可以看到同步任务就是需要34-24 =10s,也就是3+2+5,且都是在同一个进程和线程执行的;那么我们现在又多买了两口锅,三口锅一起做;我们采用异步任务来实验,实现如下
-
多进程做饭
在Windows中使用process模块的注意事项
在Windows操作系统中由于没有fork(Linux操作系统中创建进程的机制),在创建 子进程的是时候会自动import启动它的这个文件,而在import的时候又执行了整个文件。因此如果process()直接写在文件中就会无限递归创建子进程报错。所以必须把创建子进程的部分使用if name =='main'判断保护起来,import的时候,就不会递归运行了
import multiprocessing
if __name__ == "__main__":
print("main start...")
# 多进程
for i in range(1, 4):
if i == 1:
print("process start do", datetime.datetime.now().strftime("%Y-%m-%d %H:%M:%S"))

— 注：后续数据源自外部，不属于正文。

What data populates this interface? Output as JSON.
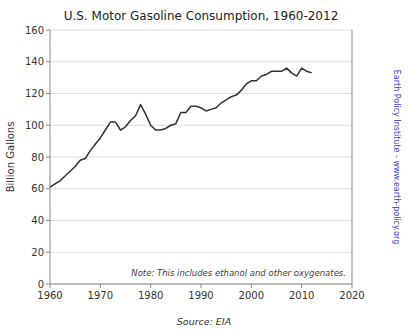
{
  "chart_data": {
    "type": "line",
    "title": "U.S. Motor Gasoline Consumption, 1960-2012",
    "ylabel": "Billion Gallons",
    "annotations": [
      "Note: This includes ethanol and other oxygenates.",
      "Source: EIA",
      "Earth Policy Institute - www.earth-policy.org"
    ],
    "x": [
      1960,
      1961,
      1962,
      1963,
      1964,
      1965,
      1966,
      1967,
      1968,
      1969,
      1970,
      1971,
      1972,
      1973,
      1974,
      1975,
      1976,
      1977,
      1978,
      1979,
      1980,
      1981,
      1982,
      1983,
      1984,
      1985,
      1986,
      1987,
      1988,
      1989,
      1990,
      1991,
      1992,
      1993,
      1994,
      1995,
      1996,
      1997,
      1998,
      1999,
      2000,
      2001,
      2002,
      2003,
      2004,
      2005,
      2006,
      2007,
      2008,
      2009,
      2010,
      2011,
      2012
    ],
    "values": [
      61,
      63,
      65,
      68,
      71,
      74,
      78,
      79,
      84,
      88,
      92,
      97,
      102,
      102,
      97,
      99,
      103,
      106,
      113,
      107,
      100,
      97,
      97,
      98,
      100,
      101,
      108,
      108,
      112,
      112,
      111,
      109,
      110,
      111,
      114,
      116,
      118,
      119,
      122,
      126,
      128,
      128,
      131,
      132,
      134,
      134,
      134,
      136,
      133,
      131,
      136,
      134,
      133
    ],
    "color": "#303030",
    "xlim": [
      1960,
      2020
    ],
    "ylim": [
      0,
      160
    ],
    "xticks": [
      1960,
      1970,
      1980,
      1990,
      2000,
      2010,
      2020
    ],
    "yticks": [
      0,
      20,
      40,
      60,
      80,
      100,
      120,
      140,
      160
    ],
    "grid": true
  }
}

multiprocessing.Process(target=do_fish, args=(i,)).start()
elif i == 2:
multiprocessing.Process(target=do_soap).start()
elif i == 3:
multiprocessing.Process(target=do_rice).start()
print("main end...")
看下执行结果:
main start...
process start do 2020-01-03 11:11:12
main end...
process do_soap start 25692 MainThread
process do_rice start 216 MainThread
process do_fish start 1428 MainThread
process do_soap finished 2020-01-03 11:11:14
process do_fish finished 2020-01-03 11:11:15
process do_rice finished 2020-01-03 11:11:17
可以看到,总耗时17-12=5s,不同进程相同线程,异步执行任务,主线程不会等待子线程执行完毕
-
多线程做饭
import threading
class ThreadTest:
# 做鱼
def do_fish(self):
print("thread do_fish start", os.getpid(), threading.current_thread().getName())
# 模拟任务耗时
sleep(3)
print('thread do_fish finished', datetime.datetime.now().strftime("%Y-%m-%d %H:%M:%S"))
# 煲汤
def do_soap(self):
print("thread do_soap start", os.getpid(), threading.current_thread().getName())
# 模拟io耗时
sleep(2)
print('thread do_soap finished', datetime.datetime.now().strftime("%Y-%m-%d %H:%M:%S"))
# 煮米饭
def do_rice(self):
print("thread do_rice start\n", os.getpid(), threading.current_thread().getName())
# 模拟io耗时
sleep(5)
print('thread do_rice finished', datetime.datetime.now().strftime("%Y-%m-%d %H:%M:%S"))
def start(self):
print("thread start do", datetime.datetime.now().strftime("%Y-%m-%d %H:%M:%S"))
for i in range(1, 4):
if i == 1:
threading.Thread(target=self.do_fish).start()
elif i == 2:
threading.Thread(target=self.do_soap).start()
elif i == 3:
threading.Thread(target=self.do_rice).start()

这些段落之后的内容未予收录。